New Coast Guard boat receives great response
Cape Disappointment to get one of the first new vessels

By KARA HANSEN
The Daily Astorian

Wednesday, August 15, 2007

Photo courtesy of the U.S. Coast Guard
A mockup of the Coast Guard’s new Response Boat Medium awaits inspection by guests at a keel-laying ceremony at Seattle’s Kvichak Marine Industries this summer. Coast Guard Station Cape Disappointment will receive one of the boats in June 2008.
Photo courtesy of the U.S. Coast Guard
Craig Miller, manager of the Response Boat Medium project at Seattle’s Kvichak Marine Industries, welds the keel of the first of 180 RBMs for the U.S. Coast Guard. The project is a major systems acquisition to replace the 41-foot utility boat that has been the Coast Guard’s “workhorse” the past 30 years.
When the U.S. Coast Guard introduced the 47-foot motor lifeboat in the 1990s, she was fleet's darling.

The boat - including two at Coast Guard Station Cape Disappointment - is capable of righting itself after a full roll upside-down in the ocean, and tough enough to take a clobbering from towering waves, high winds and heavy surf.

Now a new vessel is joining the family.

Cape Disappointment will receive one of the first in the Coast Guard's latest line of response boats. The 44-foot Response Boat Medium is expected in Ilwaco in June 2008.

Overall, six Coast Guard stations will test the first group of new boats. While Cape Disappointment doesn't operate any of the 41-foot "day-to-day workhorses" the RBMs are designed to replace, it was the only West Coast site selected for the vessel's trials.

The point, said Leroy Hurt, a Coast Guard employee overseeing RBM construction in Seattle, was to assess the vessel's performance in a variety of environments, including the unpredictable and dangerous weather that earned the Columbia River mouth its nickname, "Graveyard of the Pacific."

"Surf and rough conditions in that area were one reason why Cape Disappointment was selected," Hurt said during a phone call from Seattle Tuesday. "We did want it to go into some areas where it will be challenged."

The RBM is capable of missions in 30-knot winds, although it can survive stronger, up to 50 knots. Built to navigate up to 12-foot waves, the boat may be pushed to its limits in the waters off Cape Disappointment.

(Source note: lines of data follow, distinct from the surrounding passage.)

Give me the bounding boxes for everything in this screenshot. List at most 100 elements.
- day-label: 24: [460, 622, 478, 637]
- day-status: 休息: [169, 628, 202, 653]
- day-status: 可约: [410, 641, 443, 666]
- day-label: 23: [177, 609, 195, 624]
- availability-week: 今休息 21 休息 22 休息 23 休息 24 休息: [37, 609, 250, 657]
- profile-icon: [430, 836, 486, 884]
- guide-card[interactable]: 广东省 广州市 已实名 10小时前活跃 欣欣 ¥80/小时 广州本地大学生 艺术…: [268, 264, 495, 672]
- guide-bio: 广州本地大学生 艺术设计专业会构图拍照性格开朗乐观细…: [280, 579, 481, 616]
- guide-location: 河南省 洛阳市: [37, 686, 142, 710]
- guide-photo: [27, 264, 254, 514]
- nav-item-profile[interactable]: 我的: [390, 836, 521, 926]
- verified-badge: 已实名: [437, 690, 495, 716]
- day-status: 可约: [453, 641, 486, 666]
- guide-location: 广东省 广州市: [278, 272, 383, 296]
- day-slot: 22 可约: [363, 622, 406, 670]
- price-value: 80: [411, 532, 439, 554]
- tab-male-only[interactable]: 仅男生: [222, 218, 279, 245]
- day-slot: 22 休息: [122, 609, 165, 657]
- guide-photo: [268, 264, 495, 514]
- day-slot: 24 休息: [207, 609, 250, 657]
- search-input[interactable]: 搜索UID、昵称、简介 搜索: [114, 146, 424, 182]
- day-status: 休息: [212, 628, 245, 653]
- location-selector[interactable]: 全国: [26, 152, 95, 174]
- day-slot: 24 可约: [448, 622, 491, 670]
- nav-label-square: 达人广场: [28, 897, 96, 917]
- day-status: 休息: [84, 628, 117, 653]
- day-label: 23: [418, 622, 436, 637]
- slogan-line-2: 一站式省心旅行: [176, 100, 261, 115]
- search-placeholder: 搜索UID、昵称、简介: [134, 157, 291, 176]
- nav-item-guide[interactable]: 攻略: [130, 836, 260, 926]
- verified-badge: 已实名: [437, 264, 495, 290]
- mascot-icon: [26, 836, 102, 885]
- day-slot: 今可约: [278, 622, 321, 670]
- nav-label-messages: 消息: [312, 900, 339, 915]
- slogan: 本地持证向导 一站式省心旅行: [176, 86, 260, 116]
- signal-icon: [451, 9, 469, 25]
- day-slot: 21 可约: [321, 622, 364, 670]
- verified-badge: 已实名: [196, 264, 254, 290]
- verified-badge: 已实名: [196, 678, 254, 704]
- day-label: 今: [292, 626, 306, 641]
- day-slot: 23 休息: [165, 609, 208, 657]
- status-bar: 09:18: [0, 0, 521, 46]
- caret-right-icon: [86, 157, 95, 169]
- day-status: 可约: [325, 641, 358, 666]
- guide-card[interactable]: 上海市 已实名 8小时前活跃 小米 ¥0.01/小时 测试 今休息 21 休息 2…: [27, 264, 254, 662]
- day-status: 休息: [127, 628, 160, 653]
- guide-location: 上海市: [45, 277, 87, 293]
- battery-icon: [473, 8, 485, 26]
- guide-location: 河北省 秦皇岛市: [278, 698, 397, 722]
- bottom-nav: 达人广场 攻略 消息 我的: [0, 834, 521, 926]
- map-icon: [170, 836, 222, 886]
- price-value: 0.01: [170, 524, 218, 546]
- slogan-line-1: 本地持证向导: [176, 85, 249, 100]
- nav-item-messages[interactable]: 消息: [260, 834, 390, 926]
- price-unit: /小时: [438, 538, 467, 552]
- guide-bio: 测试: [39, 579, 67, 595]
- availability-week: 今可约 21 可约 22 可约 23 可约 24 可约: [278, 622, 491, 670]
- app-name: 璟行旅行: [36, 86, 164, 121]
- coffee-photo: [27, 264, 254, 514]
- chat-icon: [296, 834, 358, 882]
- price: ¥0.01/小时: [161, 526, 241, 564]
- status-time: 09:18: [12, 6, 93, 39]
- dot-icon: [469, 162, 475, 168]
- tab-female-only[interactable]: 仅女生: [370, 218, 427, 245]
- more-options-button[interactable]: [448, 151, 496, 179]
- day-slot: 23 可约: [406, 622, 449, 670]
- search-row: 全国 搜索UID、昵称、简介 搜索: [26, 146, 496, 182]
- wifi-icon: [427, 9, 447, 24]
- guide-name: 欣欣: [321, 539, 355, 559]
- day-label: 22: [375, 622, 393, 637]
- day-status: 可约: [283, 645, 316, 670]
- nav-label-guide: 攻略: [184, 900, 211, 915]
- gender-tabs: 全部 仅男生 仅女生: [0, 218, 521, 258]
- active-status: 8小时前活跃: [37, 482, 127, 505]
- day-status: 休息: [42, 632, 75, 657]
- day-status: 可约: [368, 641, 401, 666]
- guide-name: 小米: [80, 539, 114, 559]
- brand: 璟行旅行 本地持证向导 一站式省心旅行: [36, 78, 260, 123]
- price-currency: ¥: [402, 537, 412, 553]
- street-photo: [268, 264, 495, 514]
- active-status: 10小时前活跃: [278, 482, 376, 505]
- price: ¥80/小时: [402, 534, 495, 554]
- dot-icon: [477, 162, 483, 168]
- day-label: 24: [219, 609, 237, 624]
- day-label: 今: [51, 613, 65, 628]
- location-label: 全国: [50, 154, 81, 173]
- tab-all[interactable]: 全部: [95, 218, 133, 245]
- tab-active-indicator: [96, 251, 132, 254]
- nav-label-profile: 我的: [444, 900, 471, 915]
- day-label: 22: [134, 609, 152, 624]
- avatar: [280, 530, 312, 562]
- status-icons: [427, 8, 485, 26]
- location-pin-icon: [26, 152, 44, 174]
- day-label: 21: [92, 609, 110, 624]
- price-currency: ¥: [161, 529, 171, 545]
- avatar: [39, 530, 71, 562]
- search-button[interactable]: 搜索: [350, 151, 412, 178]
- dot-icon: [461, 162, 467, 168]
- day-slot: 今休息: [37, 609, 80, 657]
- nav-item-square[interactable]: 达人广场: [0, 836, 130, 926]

"That's not big for us; we go up much higher than that," said Lt. Matthew Hobbie, Cape Disappointment's commanding officer, noting the station's two 47-foot motor lifeboats hurtle across 20- to 30-foot seas and withstand winds up to 50 or 60 knots. "We'll test it in the higher range."

In addition, the station has the 52-foot motor lifeboat Triumph, which can stand 35-foot waves and gusts faster than 60 knots. It has a range of 600 nautical miles and can tow disabled vessels as heavy as 750 tons.

However, like the 47-footers, it's a slug compared to the RBMs, which travel nearly twice as fast as the motor lifeboats, topping out at 42.5 knots.

Speed makes the RBM useful in more situations, said Hurt.

"It will not only be able to do search and rescue, it can do other functions as well. It can support law enforcement functions, recreational boating safety, marine protection missions," he said. "That gives the station commander more flexibility."

Hurt said the boats could also be used for "defense operations."

Machine guns can be mounted on the boat and it comes equipped with a stowed armament. It's unclear whether the RBM could outpace Cape Disappointment's 25-foot "Homeland Security response boat" or 23-foot utility boat, but it would likely carry more people and travel farther away from shore, Hurt said. "It's designed to do multiple things."

In addition, it will increase capabilities of some stations that need a more robust vehicle, but perhaps one less stout than the 47-footer.

In the past, explained Hobbie, some stations have "closed half the time because they couldn't leave the harbor" in rough surf conditions, yet the 47-foot motor lifeboats would be "overkill" in places that mostly experience calm weather.

Over the next eight years, the Coast Guard plans to deliver 180 of the new response boats, built through a $600 million contract between Wisconsin-based Marinette Marine Corporation and Kvichak Marine Industries in Seattle.

Runs at Cape Disappointment and elsewhere will help the agency determine "how the boat performs in different environments, and get feedback from people out in the field to see if this is going to meet needs," Hobbie said.

"It's a pretty big deal for the Coast Guard."